A team of researchers from the Center for Coastal Studies, a Cape Cod-based nonprofit, have been able to continue their work during the coronavirus pandemic.
They witnessed a rare sighting just last week of the world’s largest animal, the blue whale, and found that endangered North Atlantic right whales have been living in Cape Cod bay.
“It’s been quieter, fewer boats, less disruptive," Delaney said. "They’re there to feed, to mate and who knows, we haven’t seen the results yet, but next year we actually may see the reproductive rate was more successful just because they’re able to be back in their natural habitat with less disruptions.”
Research scientists at the New England Aquarium have seen the same, identifying North Atlantic right whales, including mothers and 10 calves, making their way north toward Canada. About 400 of the endangered North Atlantic right whales are thought to be alive today.
“There are so many ways that this pandemic is impacting our lives. For one, it’s hampering our ability to collect the new data we need to track the whales. The longer field work is restricted, the more data are lost, and those data can never be recovered,” said Philip Hamilton, a research scientist at the Aquarium’s Anderson Cabot Center for Ocean Life.
“It was exciting for us," Delaney said of the whale sightings, adding that he hopes vacationers can appreciate these moments in nature when they return, hopefully this summer.

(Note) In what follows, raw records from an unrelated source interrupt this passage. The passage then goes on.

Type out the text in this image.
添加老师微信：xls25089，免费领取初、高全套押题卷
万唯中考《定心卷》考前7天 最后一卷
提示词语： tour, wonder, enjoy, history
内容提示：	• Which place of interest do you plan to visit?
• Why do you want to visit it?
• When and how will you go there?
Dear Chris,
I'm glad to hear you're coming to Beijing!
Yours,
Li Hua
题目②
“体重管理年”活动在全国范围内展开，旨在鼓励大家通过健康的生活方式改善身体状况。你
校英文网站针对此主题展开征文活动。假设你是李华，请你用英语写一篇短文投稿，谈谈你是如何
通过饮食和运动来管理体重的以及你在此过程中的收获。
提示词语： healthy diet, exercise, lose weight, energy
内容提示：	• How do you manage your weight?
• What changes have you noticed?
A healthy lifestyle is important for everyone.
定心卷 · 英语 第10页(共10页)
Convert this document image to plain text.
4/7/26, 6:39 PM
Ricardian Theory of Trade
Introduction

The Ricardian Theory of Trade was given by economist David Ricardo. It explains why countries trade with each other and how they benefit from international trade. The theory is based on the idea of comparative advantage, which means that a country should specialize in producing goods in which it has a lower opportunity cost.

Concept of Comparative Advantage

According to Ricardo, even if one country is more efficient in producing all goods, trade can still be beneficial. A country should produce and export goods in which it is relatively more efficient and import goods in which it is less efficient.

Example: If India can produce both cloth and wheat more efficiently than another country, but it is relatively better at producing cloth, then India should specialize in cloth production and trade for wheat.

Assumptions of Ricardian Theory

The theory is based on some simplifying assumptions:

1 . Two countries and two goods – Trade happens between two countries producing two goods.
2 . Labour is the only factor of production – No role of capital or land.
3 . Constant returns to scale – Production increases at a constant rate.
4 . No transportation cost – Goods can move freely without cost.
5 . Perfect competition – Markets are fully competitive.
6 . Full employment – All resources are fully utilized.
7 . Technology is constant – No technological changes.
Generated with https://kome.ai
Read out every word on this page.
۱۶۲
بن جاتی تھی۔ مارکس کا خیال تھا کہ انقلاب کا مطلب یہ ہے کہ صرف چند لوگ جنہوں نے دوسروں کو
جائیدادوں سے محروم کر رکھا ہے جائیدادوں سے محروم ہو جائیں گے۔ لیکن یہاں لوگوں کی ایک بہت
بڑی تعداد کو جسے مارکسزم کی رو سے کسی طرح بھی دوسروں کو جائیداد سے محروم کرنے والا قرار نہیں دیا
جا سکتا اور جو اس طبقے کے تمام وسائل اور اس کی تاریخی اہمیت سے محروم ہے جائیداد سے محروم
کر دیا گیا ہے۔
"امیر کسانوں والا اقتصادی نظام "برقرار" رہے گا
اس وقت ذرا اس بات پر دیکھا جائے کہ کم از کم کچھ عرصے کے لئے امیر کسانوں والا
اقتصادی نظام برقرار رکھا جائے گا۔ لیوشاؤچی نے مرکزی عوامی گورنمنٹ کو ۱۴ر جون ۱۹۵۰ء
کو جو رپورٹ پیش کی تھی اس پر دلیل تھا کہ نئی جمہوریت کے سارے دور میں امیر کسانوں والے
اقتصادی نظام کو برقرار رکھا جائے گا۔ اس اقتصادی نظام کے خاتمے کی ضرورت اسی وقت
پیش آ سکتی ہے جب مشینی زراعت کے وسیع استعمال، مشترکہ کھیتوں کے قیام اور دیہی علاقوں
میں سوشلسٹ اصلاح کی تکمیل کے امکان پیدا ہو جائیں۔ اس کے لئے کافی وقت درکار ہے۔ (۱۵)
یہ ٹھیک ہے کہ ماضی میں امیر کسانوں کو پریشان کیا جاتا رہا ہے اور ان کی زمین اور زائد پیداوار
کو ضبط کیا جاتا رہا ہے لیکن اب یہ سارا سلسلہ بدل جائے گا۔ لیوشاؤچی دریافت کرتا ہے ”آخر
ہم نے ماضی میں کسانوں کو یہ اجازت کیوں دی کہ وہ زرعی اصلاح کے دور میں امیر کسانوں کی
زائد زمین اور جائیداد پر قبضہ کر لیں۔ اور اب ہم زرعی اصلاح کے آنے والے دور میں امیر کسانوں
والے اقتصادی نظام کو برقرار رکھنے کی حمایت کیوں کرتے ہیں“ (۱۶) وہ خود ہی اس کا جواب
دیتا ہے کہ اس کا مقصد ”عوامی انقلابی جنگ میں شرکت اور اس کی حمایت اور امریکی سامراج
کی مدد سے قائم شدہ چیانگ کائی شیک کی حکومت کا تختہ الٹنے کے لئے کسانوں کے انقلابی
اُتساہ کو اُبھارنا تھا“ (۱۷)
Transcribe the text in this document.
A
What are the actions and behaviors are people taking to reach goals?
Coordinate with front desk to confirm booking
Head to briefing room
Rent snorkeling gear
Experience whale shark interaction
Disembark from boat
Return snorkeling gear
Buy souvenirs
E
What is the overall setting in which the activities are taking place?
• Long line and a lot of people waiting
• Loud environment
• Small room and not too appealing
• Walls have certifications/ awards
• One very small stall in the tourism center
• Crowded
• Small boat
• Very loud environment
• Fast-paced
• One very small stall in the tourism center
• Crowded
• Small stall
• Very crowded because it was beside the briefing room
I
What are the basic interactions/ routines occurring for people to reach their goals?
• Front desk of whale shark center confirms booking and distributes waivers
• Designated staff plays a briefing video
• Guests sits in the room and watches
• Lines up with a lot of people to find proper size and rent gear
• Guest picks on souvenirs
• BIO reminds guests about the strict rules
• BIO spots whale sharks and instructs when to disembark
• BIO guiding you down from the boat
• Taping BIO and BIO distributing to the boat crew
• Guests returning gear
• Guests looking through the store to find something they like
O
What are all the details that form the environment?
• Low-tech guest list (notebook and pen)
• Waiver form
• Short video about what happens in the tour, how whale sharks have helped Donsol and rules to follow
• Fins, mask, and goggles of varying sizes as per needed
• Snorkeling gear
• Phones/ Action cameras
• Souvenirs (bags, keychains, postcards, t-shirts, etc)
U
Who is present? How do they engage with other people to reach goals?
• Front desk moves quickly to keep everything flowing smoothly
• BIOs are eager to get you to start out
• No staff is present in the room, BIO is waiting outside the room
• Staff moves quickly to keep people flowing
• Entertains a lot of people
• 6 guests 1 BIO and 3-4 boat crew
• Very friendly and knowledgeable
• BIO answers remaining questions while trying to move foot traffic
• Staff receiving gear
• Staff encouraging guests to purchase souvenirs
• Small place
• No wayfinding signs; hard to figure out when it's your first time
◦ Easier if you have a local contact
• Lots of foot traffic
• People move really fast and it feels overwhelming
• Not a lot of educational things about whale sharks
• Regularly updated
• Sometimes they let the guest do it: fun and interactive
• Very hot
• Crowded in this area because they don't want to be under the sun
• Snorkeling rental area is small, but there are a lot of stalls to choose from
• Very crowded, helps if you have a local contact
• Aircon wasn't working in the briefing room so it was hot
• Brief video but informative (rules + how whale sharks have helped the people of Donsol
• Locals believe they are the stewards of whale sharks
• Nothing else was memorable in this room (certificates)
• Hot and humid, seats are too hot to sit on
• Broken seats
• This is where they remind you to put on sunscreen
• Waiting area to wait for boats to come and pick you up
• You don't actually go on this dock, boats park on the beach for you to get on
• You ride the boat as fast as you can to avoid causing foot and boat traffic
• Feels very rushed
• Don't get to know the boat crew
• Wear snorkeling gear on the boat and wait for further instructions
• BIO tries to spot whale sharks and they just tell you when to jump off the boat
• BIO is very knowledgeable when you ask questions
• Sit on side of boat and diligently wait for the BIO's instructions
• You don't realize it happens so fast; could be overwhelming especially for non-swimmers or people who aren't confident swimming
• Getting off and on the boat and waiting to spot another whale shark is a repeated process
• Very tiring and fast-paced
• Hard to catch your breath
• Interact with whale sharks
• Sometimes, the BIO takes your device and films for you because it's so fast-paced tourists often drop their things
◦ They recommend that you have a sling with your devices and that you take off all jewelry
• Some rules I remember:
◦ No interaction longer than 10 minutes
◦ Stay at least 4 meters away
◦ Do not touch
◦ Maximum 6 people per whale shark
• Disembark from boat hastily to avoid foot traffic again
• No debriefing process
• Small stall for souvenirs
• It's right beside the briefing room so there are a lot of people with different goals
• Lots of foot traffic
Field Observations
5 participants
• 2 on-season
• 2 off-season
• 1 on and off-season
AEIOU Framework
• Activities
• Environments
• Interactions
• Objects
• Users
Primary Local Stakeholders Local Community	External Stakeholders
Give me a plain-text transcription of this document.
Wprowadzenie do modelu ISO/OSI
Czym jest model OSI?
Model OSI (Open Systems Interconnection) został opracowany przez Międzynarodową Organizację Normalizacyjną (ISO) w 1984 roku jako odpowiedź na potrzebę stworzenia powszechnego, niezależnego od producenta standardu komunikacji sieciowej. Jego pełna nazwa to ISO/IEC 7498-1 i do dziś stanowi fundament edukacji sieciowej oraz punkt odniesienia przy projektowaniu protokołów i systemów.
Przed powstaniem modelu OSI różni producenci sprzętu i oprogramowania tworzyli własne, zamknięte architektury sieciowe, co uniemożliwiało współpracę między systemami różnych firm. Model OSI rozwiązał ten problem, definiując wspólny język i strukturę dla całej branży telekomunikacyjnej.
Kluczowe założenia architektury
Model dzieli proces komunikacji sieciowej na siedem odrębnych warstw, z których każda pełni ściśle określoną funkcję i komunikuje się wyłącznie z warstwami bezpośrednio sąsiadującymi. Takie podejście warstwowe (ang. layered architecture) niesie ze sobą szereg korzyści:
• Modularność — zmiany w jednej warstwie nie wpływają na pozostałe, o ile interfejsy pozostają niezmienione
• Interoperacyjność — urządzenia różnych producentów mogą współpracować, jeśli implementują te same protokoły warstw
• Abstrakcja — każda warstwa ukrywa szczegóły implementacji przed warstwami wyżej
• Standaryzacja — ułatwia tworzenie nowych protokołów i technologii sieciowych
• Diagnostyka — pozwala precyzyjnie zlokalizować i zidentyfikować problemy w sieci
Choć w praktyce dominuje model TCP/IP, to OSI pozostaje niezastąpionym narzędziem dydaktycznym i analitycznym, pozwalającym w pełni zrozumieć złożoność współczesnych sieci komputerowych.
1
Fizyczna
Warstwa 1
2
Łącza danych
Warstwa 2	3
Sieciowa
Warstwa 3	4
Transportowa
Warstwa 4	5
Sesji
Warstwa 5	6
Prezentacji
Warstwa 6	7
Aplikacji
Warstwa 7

“If we can take that vision and re-establish a more sustainable relationship with our natural world post COVID-19, that might be the best silver lining outcome of this whole ordeal," Delaney said.
Though, Delaney noted, everyone will be wearing masks, exasperating the use of plastic products. He encouraged people to remember to properly dispose of them because trash often ends up littering the ocean.